Une batterie de démarrage se décharge également toute seule dans le temps. Elle risque donc d'atteindre sa décharge complète si elle n'est pas rechargée régulièrement. Pour cette raison, il existe les « chargeurs d'entretien » de batteries.

La plupart des batteries neuves ne sont que préchargées.
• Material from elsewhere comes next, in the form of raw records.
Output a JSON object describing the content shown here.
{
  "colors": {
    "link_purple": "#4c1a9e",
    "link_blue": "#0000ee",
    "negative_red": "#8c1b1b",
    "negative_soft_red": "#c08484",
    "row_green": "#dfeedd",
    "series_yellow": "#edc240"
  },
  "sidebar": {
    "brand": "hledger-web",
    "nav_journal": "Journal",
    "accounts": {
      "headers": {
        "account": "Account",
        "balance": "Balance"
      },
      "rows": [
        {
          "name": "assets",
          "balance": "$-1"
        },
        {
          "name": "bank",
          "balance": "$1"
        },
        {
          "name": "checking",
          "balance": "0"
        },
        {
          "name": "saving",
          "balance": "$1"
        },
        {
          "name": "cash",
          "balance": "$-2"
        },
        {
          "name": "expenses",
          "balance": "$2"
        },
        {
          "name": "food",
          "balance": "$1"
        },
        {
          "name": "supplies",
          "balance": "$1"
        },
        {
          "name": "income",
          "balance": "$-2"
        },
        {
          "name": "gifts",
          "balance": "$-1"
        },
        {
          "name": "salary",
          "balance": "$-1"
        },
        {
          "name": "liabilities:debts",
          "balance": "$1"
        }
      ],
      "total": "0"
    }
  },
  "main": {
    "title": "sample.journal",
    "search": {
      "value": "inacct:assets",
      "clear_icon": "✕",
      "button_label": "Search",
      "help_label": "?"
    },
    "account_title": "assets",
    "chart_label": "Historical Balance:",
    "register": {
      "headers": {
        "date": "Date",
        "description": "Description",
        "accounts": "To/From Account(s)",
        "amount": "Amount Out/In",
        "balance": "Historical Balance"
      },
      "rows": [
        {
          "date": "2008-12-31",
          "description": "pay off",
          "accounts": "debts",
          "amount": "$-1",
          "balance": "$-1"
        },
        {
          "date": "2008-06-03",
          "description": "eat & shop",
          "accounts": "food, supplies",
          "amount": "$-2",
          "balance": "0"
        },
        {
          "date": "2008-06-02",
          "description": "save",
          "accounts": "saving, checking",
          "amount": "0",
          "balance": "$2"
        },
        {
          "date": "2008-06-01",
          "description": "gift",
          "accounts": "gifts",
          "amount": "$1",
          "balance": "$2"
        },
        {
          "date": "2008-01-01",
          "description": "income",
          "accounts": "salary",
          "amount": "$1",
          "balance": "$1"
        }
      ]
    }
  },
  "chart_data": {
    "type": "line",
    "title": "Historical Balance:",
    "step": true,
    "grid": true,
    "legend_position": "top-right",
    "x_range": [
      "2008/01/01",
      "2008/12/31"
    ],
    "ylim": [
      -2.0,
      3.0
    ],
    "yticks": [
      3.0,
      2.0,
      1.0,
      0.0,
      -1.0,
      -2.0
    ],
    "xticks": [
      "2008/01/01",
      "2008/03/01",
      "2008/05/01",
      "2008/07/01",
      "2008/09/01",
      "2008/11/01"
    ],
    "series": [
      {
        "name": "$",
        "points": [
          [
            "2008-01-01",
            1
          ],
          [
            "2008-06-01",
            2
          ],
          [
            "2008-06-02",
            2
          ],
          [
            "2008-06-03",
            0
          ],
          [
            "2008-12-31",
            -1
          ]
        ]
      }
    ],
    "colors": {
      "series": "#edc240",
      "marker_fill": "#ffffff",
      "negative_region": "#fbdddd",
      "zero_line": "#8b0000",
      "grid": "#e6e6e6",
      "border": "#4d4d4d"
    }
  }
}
Une batterie neuve, qui n'est pas rechargée au préalable avec un chargeur adapté, peut être ammenée en décharge complète si le véhicule n'est pas utilisé pour recharger la batterie (avec un nombre sufisant de kilomètres).

Exemples :

Les batteries en état de décharge complète doivent être rechargées dans un délai maximum de 48 heures : au-delà, les dommages sont irréversibles (sauf par désulfatation).

Cyclage 

Les constructeurs de batteries indiquent leur durée de vie sous la forme d'un nombre de cycles normalisés de décharge/recharge.

À l'issue d'un certain temps de fonctionnement dépendant du nombre et de l'amplitude des cycles, la batterie est usée : l'électrolyte présente un aspect noirâtre.

Exemple : l'utilisation répétée d'un hayon élévateur moteur à l'arrêt accélère l'usure de la batterie par cyclage.